Gene therapy’s success or failure in hemophilia could be known in a few months, but some questions won’t be answered for years. Will the new gene, randomly lodged in a cell’s chromosome, trigger cancer? Will it make its way into germ cells (sperm, in this case) and get passed on to children? That could be catastrophic, since every cell in the body would inherit the foreign gene. Normally, cells selectively repress the expression of many genes, keeping them dormant, but the new gene, because of the way it’s engineered, would be turned on everywhere. Such hyperactivity could be “devastating” to a developing fetus, says gene-therapy researcher Jon Gordon of Mt. Sinai Medical Center.

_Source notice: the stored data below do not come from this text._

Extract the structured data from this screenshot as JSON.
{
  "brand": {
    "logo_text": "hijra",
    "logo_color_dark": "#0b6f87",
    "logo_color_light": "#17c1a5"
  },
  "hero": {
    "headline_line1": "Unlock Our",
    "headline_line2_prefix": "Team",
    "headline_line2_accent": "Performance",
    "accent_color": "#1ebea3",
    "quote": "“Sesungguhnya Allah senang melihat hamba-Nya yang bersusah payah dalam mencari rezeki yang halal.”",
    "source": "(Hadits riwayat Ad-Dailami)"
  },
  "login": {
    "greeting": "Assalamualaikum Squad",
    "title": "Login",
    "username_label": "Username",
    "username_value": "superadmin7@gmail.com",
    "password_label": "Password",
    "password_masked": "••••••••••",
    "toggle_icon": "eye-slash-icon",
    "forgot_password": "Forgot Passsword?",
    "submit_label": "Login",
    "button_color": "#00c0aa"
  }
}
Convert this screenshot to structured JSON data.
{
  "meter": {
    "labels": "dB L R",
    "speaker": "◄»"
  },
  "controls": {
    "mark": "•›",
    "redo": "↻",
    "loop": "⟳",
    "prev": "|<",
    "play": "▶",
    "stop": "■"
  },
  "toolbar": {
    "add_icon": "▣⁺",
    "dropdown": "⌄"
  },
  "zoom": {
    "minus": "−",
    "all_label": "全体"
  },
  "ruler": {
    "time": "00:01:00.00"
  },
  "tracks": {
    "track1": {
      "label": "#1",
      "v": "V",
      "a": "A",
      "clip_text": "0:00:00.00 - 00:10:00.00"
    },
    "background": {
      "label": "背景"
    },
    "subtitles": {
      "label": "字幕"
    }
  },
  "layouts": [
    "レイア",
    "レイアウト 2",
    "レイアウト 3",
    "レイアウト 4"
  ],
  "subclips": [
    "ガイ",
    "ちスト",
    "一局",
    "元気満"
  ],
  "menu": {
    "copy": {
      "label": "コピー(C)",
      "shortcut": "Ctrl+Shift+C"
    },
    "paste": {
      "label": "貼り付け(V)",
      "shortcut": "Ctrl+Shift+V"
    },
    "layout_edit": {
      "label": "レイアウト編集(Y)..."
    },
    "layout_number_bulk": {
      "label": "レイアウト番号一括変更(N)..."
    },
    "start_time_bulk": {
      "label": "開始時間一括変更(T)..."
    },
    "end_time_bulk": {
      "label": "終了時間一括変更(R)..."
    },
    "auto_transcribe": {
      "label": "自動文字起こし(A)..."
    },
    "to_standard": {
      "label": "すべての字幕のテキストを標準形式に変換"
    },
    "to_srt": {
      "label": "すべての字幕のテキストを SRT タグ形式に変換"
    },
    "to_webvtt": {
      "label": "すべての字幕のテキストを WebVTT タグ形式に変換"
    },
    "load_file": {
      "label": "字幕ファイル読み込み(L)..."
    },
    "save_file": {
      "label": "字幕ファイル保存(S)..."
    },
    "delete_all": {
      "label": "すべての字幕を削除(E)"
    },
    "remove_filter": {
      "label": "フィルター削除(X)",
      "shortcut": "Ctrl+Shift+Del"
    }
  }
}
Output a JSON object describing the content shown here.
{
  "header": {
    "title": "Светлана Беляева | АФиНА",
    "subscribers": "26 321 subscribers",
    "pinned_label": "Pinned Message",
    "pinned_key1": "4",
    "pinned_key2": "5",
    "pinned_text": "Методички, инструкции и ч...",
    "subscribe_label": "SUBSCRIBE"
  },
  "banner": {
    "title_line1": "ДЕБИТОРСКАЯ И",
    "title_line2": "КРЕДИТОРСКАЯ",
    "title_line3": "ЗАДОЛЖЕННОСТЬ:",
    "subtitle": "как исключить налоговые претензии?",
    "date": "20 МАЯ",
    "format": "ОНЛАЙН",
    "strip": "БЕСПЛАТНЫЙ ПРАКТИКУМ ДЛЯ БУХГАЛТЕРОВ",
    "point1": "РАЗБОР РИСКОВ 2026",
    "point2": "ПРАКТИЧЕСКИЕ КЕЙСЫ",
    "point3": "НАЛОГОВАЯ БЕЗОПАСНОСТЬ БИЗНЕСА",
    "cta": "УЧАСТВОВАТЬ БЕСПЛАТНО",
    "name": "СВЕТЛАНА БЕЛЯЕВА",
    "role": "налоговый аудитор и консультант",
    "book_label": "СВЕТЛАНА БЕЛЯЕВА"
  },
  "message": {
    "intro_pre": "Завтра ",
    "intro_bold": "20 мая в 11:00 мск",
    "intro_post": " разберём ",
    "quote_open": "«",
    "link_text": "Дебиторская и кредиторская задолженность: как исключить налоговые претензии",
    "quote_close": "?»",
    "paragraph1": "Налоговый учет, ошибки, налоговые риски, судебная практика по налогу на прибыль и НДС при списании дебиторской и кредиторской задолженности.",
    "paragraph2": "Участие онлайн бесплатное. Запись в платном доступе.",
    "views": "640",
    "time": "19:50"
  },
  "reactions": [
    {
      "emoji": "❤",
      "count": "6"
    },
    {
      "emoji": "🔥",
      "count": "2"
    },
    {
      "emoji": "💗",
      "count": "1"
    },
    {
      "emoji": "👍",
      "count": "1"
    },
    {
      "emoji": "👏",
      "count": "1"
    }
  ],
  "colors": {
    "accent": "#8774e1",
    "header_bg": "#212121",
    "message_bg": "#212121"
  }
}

Most researchers working with viral vectors consider these risks minimal. (High’s lab found that Avigen’s vector makes it into the testes of rabbits, but not their sperm.) Still, Jesse Gelsinger’s shocking death showed how a vector commonly considered safe could deliver an ugly surprise. “We are not very sophisticated, yet, in really controlling what we’re doing when we give these vectors,” says Gordon. “Their biological distribution, their fate, and how they behave in vivo-we have a lot of knowledge that’s yet to be acquired there.”

By the end of the year, when the last of these trials should wrap up, over 30 hemophilic patients will have exposed themselves to largely unknown risks. “They’re really pretty brave,” says Kathy High. Safety aside, will gene therapy work? High is confident hers will, especially at the higher doses planned for the end of the trial. But what if inhibitors develop-or worse? “If there was a death in a hemophiliac, that would set the field back a decade,” says University of North Carolina hematologist Gilbert White.

High, as always, remains alert for any sign of trouble-even in the fortune cookies that come with the Chinese dinners she likes to order. A recent one seemed ominous: “When things are going well is the time to prepare for danger.”